Although my current jungle diet makes my shit flow like a mudslide, I wasn’t able to follow it back in my circus days. I once got a concrete feeling in my colon after eating too many cream crackers, so I went to the bog and tried to empty my bowels by reading The Henry Root Letters. Believe me, there is nothing on Earth that feels like laughing out a turd – a mixture of agony, hilarity and relief in one big dump. My hooting and hollering caused people outside to wonder whether sadomasochist practices were going on. Fortunately they were too scared to intervene, which would have definitely resulted in an ugly incident. 

Of course this doesn’t mean the clinic is bound to be a success, because there’s a big difference between gorillas and Russians.
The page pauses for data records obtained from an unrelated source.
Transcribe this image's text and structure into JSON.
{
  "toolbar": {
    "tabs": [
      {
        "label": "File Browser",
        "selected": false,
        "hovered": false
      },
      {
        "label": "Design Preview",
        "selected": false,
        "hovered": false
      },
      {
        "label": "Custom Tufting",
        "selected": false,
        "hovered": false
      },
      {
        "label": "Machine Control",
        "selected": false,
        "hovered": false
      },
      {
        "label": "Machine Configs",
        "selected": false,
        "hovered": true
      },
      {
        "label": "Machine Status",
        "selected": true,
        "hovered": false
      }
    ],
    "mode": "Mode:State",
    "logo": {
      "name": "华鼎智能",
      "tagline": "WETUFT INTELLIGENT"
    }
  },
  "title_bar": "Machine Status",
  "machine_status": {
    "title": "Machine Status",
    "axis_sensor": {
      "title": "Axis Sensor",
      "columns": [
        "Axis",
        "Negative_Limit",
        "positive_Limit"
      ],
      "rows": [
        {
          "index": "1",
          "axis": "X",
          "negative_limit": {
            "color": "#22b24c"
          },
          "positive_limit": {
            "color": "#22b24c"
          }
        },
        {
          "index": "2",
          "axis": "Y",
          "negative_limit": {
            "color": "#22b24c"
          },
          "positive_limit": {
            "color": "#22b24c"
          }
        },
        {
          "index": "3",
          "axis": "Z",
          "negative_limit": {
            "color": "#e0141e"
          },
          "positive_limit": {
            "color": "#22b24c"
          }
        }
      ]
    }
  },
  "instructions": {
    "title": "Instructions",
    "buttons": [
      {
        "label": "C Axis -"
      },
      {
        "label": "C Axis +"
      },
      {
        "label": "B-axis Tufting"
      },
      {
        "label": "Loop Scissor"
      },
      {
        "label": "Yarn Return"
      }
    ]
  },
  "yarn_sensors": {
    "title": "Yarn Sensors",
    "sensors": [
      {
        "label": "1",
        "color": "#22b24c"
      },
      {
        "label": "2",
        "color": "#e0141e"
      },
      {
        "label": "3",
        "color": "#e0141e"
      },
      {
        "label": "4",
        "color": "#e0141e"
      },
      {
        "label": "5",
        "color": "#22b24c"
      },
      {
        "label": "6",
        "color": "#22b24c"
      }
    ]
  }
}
Laughter is a habit we have acquired from a carefree jungle lifestyle involving dancing, swinging and the spanking of baboons. The Russians, by contrast, have had very few opportunities for mirth in their grim and tragic history, bedevilled with notorious despots such as Ivan the Terrible and Igor the Horrible. I seriously doubt whether many of them even enjoy laughing. 

When Solzenitsyn came to the West, the first thing he noticed was people smiling in the streets, which he found irksome. 

“Their gossip, nonsense and vain talk belie an emptiness of the soul,” he pompously declared. 

Silly old fart. Little did he realise, in his profound ignorance, that gossip, nonsense and vain talk have underpinned the greatest achievements of Western civilisation, including parliamentary democracy, the moon landings and talk radio. That’s what happens to a writer who shoots to fame as a chronicler of misery and oppression – he loses the ability to see past his nose. 

Maybe the new Russia is different, though. Communism has been dead for 20 years and Boris Yeltsin could certainly act like a buffoon, albeit not a particularly funny one. Vladimir Putin still has the old KGB poker face, but the younger generation have invented some clever practical jokes, such as the mail-order bride who steals money from desperate fat men. 

A very promising attempt at humour was recently made in St Petersburg by some up-and-coming artists, who drew a giant phallus on one of the city’s bridges. They called their creation “A Penis in KGB Captivity” to draw attention to heavy-handed police tactics during an international conference. There was talk of short-listing the graffiti for an art prize, but the authorities ordered the fire brigade to obliterate it with their hoses. They wouldn’t even let it stand proudly for the duration of the conference. 

My question for the Russians is this: If you can’t laugh at a big willy, what can you laugh at?